# How should humans work with AI
![[Orchetrating AI workflow.png]]
## The Great Inversion
For years, the dream was of an AI that would assist us—a clever intern fetching facts, a tireless assistant polishing our drafts. We saw ourselves at the center, with technology radiating outwards as a set of tools to help us do the work.
That model is now obsolete.
Using AI as a mere assistant is like owning a Formula 1 car and only using it to drive to the corner store. The effective way to work now is not to ask, "How can AI help me?" but to ask, "How can I help AI?"
This is what I call "The Great Inversion"
## From Executor to Director
**Execution is becoming a commodity.** The ability to write a thousand words of clean prose, generate a dozen variations of a design, or sift through gigabytes of market data is rapidly approaching zero cost. An AI can do this, and will soon do it better, faster, and cheaper than any human. To compete on the plane of pure execution is to lose.
So where does that leave us?
It leaves us as the architects, not the builders.
It leaves us as desginers and directors, nor executors. A film director doesn’t act, operate the camera, or edit the sound. A director’s job is to have taste, to provide a clear vision, and to orchestrate a vast number of specialists to realize that vision.
## [[Management as a computer skill]]
> "I’m not just doing tasks anymore, I’m designing the systems that do the tasks."
This is our new work.
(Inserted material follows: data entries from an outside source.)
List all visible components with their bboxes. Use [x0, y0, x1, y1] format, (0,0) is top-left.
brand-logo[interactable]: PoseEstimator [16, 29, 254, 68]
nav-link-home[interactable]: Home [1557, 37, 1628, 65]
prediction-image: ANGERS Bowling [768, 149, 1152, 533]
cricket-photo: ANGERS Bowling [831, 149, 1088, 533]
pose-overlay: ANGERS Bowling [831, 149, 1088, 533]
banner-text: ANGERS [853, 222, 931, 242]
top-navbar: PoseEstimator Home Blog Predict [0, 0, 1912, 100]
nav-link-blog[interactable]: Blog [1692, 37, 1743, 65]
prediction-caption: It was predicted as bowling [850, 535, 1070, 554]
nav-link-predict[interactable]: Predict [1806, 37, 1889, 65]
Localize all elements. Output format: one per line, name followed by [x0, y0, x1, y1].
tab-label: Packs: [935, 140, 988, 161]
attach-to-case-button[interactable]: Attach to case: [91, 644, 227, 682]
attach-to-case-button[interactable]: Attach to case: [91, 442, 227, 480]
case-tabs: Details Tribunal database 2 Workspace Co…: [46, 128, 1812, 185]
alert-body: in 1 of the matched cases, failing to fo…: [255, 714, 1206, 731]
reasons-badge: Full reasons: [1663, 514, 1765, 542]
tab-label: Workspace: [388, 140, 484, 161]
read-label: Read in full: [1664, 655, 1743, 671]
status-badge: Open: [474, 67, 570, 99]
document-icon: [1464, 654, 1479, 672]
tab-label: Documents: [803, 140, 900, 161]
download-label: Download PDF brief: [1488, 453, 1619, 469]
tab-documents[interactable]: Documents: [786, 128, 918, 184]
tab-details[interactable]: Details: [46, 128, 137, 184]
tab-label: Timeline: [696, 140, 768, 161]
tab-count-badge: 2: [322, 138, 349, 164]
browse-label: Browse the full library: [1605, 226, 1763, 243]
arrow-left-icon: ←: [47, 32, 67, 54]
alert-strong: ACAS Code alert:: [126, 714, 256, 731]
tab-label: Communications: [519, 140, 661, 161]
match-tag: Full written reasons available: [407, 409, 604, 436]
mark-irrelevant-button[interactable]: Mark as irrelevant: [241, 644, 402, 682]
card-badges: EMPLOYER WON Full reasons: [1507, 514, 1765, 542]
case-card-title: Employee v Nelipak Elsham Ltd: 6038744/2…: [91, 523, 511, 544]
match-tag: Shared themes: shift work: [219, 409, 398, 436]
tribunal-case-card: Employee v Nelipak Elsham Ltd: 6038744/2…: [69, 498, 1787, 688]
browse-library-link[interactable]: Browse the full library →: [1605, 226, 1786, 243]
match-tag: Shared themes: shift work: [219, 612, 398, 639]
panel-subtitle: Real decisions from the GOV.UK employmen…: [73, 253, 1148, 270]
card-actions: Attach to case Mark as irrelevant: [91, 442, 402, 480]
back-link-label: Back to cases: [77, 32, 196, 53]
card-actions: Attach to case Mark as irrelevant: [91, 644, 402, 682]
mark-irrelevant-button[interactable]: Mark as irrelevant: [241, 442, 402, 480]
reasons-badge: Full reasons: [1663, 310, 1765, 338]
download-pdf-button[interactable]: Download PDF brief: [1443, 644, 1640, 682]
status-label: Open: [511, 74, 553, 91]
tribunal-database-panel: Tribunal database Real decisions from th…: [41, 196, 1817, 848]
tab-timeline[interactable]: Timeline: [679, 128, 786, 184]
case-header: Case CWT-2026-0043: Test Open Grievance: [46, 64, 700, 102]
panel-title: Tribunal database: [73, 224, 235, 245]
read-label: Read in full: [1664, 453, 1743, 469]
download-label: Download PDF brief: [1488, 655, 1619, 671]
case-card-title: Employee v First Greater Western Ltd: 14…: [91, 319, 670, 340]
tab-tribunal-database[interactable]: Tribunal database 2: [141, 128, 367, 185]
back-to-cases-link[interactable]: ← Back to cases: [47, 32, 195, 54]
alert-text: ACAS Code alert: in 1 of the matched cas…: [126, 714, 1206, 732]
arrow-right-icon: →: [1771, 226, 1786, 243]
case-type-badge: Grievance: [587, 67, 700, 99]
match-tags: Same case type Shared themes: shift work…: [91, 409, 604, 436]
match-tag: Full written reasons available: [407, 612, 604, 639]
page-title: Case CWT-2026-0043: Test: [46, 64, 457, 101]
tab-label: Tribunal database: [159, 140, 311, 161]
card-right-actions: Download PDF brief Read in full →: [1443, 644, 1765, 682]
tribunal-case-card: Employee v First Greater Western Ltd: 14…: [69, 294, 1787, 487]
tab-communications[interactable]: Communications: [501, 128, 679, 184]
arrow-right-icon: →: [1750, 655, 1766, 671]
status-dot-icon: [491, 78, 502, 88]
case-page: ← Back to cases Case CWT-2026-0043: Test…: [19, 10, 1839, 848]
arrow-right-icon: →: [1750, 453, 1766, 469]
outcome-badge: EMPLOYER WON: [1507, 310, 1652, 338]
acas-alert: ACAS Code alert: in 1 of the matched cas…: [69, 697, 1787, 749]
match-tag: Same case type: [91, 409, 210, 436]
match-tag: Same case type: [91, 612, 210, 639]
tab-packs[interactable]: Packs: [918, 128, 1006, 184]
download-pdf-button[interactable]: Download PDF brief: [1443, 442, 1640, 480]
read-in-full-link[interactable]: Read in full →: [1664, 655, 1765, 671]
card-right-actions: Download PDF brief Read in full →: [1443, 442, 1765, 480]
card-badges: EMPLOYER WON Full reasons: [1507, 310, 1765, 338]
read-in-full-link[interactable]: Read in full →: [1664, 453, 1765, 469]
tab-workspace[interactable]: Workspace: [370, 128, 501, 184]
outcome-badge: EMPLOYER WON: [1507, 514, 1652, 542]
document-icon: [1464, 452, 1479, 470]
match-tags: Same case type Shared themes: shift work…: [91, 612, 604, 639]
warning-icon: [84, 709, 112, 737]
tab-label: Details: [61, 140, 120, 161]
Management is becoming a core computer skill. Not the management of people, with their emotions and politics, but the management of processes. The valuable skill is orchestration: designing a workflow of agents, knowing which problems to assign to which, and how they should interact. It’s knowing what to delegate to silicon and what to reserve for the human mind.
The person who can define a problem with precision, who can provide the AI with the perfect context, and who can judge the quality of the output with ruthless discernment, is the one who holds the leverage.
The prize is no longer for being the best player in the orchestra who can use their instrument the best -- but for being the conductor that direct the entire piece of music.